Je suis également convaincu que la force utilisée par les agents était raisonnable. Les décharges d’ARWEN étaient certainement justifiées. En effet, si elles avaient fonctionné, l’une ou l’autre des balles aurait temporairement mis le plaignant hors d’état de nuire, voire l’aurait dépossédé de son fusil, ce qui aurait donné aux agents suffisamment de temps pour procéder à une arrestation en toute sécurité sans infliger de blessures graves. Il est également évident que le recours aux carabines C8 par les AI n° 1 et n° 3 n’était pas prohibé. Le plaignant avait tiré sur les agents et s’apprêtait à tirer de nouveau lorsqu’il a reçu une rafale de coups de feu. Le plaignant représentait un danger réel et immédiat pour la vie des agents. Ces derniers étaient donc en droit de faire face à cette menace en recourant à leur propre force meurtrière. En effet, lors du dernier échange de coups de feu entre les parties, il semble qu’une balle tirée par le plaignant ait directement touché le casque de protection de l’AI n° 2 ou ait ricoché sur celui-ci. Bien que le nombre de coups de feu tirés par l’AI n° 1 et l’AI n° 3 avec leur carabine C8 soit sujet à un examen légitime, je ne suis pas en mesure de conclure raisonnablement qu’ils ont outrepassé les limites de la force autorisée dans les circonstances. Les tirs ont commencé au moment où le plaignant pointait son arme à feu dans leur direction (se préparant manifestement à tirer de nouveau), se sont poursuivis en succession rapide et se sont terminés dans la seconde ou les deux secondes qui ont suivi la chute du plaignant au sol. Compte tenu de la tension du moment, de la rapidité avec laquelle les événements se sont déroulés et du délai inhérent aux temps de réaction, je suis convaincu que le risque raisonnablement appréhendé par les agents a persisté du premier au dernier coup de feu.
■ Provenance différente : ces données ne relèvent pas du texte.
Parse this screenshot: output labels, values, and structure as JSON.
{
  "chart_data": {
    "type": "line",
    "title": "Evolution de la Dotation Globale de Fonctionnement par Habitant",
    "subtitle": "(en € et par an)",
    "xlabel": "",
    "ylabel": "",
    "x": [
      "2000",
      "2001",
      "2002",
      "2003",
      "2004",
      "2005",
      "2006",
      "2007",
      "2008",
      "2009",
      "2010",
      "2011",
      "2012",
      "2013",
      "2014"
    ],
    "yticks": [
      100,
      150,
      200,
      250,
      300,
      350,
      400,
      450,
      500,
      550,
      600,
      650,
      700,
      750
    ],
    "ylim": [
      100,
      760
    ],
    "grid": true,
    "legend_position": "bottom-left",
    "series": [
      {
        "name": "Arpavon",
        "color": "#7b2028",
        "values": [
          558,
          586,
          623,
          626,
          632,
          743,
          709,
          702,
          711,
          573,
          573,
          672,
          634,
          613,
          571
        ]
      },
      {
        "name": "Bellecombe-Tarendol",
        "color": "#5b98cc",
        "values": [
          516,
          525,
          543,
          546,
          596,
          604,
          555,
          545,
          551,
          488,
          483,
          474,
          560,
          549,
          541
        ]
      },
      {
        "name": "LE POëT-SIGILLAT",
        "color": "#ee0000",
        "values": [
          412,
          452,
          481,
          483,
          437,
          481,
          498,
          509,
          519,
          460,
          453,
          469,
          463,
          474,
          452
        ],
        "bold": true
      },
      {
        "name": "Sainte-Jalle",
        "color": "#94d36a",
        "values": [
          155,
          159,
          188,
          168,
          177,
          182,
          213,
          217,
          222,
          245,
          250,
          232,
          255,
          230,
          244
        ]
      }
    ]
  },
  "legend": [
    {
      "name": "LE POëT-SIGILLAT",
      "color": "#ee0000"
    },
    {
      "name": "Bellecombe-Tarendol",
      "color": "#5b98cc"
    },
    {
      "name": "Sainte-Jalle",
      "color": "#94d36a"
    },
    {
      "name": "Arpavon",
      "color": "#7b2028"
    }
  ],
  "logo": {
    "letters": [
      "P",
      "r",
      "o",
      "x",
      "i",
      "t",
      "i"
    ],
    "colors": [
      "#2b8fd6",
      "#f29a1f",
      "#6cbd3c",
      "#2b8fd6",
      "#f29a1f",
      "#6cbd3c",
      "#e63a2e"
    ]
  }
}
Par conséquent, il n’y a aucune raison de porter des accusations criminelles contre les AI dans cette affaire. Le dossier est clos.


Date : 1er mars 2024

Approuvé électroniquement par

Joseph Martino
Directeur
Unité des enquêtes spéciales

Notes

  • 1) Les renseignements contenus dans cette section correspondent à ceux dont disposait l’UES au moment de la notification et ne reflètent pas nécessairement la constatation des faits de l’UES à l’issue de son enquête. [Retour au texte]
  • 2) Les éléments suivants contiennent des renseignements personnels délicats et ne sont pas divulgués en vertu du paragraphe 34(2) de la Loi de 2019 sur l’Unité des enquêtes spéciales. Les éléments importants des enregistrements sont résumés ci-dessous. [Retour au texte]

Note:

La version originale anglaise signée du rapport fait autorité. En cas de divergence entre cette version et les versions anglaise ou française en ligne, la version originale anglaise signée du rapport l’emporte.